Keterangan soal petinggi Polri yang disampaikan terdakwa Inspektur Jenderal Napoleon Bonaparte mestinya ditindaklanjuti. Sebab, keterangan itu bisa jadi mengarah kepada orang yang memberi fasilitas, seperti bantuan, kesempatan, sarana, dan informasi
Menurut Fickar, dalam kasus dugaan gratifikasi penghapusan red notice Joko Tjandra, Napoleon pernah mengajukan gugatan praperadilan kepada penyidik. Selain itu, Napoleon pernah menyatakan bahwa dirinya akan membuka semua di persidangan. Hal itu sebenarnya menjadi indikasi penting bahwa dia tidak ingin sendirian tersangkut kasus itu.
Di sisi lain, lanjut Fickar, di lembaga penegak hukum, baik di kepolisian maupun kejaksaan, pola relasi yang berjalan adalah relasi atasan dengan bawahan atau subordinasi. Dengan budaya organisasi seperti itu, penyidik sebagai bawahan tidak akan berani menyidik atasan, tetapi cenderung untuk melindungi.
”Itulah sebabnya dulu Dewan Perwakilan Rakyat dan masyarakat berpikir perlu ada lembaga yang bisa mengawasi aparat penegak hukum. Dia harus independen dan tidak berada di bawah siapa-siapa sehingga lembaga itu bisa memberantas korupsi lintas lembaga. Itulah alasan Komisi Pemberantasan Korupsi (KPK) dibentuk,” ujar Fickar.
Kasus terkait Joko Tjandra, baik yang ditangani kepolisian maupun kejaksaan, sama-sama menyebutkan dugaan keterlibatan pejabat tinggi di institusi penegak hukum. Namun, hal itu tidak ditindaklanjuti dengan memeriksa nama yang dimaksud.
Oleh sebab itu, lanjut Fickar, KPK diharapkan mengambil alih kasus di kepolisian ataupun kejaksaan. Hal itu sekaligus menjadi ujian penerapan Peraturan Presiden Nomor 102 Tahun 2020 tentang Pelaksanaan Supervisi Pemberantasan Tindak Pidana Korupsi yang belum lama terbit.
KPK diharapkan mengambil alih kasus di kepolisian ataupun kejaksaan.

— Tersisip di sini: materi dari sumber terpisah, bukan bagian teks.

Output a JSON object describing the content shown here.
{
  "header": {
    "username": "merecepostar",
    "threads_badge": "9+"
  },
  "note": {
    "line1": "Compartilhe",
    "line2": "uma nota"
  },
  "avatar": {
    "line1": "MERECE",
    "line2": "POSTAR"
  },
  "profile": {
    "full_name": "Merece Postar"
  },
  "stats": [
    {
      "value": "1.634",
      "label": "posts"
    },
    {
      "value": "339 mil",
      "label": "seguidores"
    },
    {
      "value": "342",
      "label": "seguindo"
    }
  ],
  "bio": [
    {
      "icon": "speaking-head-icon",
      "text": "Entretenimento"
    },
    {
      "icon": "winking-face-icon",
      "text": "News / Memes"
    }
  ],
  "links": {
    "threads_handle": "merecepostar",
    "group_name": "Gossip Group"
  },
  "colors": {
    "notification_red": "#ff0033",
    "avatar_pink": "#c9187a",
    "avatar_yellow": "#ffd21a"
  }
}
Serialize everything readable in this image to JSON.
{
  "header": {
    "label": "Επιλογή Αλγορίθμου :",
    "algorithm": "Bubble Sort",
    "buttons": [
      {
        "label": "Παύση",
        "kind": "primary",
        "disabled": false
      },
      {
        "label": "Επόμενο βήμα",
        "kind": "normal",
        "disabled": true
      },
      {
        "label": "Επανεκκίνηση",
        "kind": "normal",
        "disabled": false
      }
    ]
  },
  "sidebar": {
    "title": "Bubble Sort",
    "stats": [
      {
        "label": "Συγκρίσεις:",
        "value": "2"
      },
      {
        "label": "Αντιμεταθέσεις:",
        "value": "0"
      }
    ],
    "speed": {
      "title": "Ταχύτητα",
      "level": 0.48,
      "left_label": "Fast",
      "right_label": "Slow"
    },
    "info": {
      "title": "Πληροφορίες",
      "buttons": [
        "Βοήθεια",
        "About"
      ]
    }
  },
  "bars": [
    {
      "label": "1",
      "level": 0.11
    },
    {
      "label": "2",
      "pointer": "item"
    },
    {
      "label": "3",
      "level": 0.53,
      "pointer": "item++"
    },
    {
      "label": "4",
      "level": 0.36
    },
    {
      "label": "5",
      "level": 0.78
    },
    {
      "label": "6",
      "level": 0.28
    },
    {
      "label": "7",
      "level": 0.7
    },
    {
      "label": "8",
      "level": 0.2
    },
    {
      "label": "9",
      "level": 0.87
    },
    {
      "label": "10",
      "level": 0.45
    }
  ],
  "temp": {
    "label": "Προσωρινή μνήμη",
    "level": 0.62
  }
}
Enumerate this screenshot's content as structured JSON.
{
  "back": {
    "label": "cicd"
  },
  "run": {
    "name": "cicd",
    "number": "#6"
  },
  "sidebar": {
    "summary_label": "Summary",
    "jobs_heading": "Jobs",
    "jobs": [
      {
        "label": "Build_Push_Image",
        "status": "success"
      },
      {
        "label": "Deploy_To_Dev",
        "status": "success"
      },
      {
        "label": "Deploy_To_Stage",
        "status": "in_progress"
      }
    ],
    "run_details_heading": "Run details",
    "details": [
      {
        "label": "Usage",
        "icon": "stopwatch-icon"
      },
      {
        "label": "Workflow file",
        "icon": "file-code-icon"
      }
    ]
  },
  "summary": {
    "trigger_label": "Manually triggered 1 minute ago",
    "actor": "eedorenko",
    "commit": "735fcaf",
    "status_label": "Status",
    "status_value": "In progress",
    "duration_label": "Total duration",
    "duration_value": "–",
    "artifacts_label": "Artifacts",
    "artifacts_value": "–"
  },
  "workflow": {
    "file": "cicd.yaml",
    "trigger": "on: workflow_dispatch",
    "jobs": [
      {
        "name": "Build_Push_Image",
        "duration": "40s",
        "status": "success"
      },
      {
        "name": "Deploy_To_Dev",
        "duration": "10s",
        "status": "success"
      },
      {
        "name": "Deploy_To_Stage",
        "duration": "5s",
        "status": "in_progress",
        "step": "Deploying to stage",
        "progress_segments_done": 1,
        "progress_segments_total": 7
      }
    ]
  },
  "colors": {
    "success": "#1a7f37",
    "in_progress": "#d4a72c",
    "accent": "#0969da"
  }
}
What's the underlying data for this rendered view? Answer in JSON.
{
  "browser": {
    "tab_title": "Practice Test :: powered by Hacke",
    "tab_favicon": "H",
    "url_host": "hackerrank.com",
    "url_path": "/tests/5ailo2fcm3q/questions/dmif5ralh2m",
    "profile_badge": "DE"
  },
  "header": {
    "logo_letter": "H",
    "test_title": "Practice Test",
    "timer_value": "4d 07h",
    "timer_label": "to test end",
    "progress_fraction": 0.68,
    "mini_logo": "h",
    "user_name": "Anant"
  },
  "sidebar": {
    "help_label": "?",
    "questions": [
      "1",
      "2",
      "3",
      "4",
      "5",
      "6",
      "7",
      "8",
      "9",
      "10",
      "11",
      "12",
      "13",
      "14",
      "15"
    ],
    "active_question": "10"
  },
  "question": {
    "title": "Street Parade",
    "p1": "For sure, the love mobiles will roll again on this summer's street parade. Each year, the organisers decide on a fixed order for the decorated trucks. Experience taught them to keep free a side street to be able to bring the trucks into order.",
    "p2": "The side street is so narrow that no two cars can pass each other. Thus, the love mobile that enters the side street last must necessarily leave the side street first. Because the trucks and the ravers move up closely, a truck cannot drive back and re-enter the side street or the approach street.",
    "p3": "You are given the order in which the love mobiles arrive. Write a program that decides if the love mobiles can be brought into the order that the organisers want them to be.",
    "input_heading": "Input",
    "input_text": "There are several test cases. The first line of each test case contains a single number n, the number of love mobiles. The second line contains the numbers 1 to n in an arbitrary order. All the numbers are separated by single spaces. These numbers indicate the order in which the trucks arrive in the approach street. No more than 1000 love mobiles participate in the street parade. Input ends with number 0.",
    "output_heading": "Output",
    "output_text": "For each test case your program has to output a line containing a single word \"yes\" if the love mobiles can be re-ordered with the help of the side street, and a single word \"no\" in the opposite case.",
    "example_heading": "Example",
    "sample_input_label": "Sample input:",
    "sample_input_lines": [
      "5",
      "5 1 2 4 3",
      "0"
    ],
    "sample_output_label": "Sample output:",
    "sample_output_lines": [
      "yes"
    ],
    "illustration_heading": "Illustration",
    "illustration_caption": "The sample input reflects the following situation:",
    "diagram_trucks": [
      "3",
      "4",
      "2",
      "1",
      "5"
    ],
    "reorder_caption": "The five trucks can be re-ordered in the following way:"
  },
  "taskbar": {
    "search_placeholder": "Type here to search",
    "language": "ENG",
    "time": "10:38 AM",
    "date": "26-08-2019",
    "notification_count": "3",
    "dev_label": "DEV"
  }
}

Pengambilalihan kasus tersebut tidak perlu menunggu nota kesepahaman (MoU) karena KPK memang diberi kewenangan untuk menyupervisi dan mengambil alih kasus, baik di kepolisian maupun kejaksaan.
”Tidak perlu MoU. Maka, ini kembali ke komisioner KPK, apakah berani? Namun, kan, ketua KPK sekarang adalah polisi aktif. Jadi, sulit diharapkan,” kata Fickar.
Anggota Komisi Kepolisian Nasional, Poengky Indarti, berpandangan, terkait keterangan Napoleon yang menyebutkan petinggi Polri, lebih baik hal itu ditunggu pembuktiannya di persidangan. Dalam persidangan akan dibuktikan kebenaran apakah betul adanya imbalan atau hanya pencatutan nama.
”Majelis hakim akan memeriksa saksi-saksi, bukti-bukti, dan mendengar keterangan terdakwa. Semuanya akan digali oleh majelis hakim dan dilihat persesuaiannya,” kata Poengky.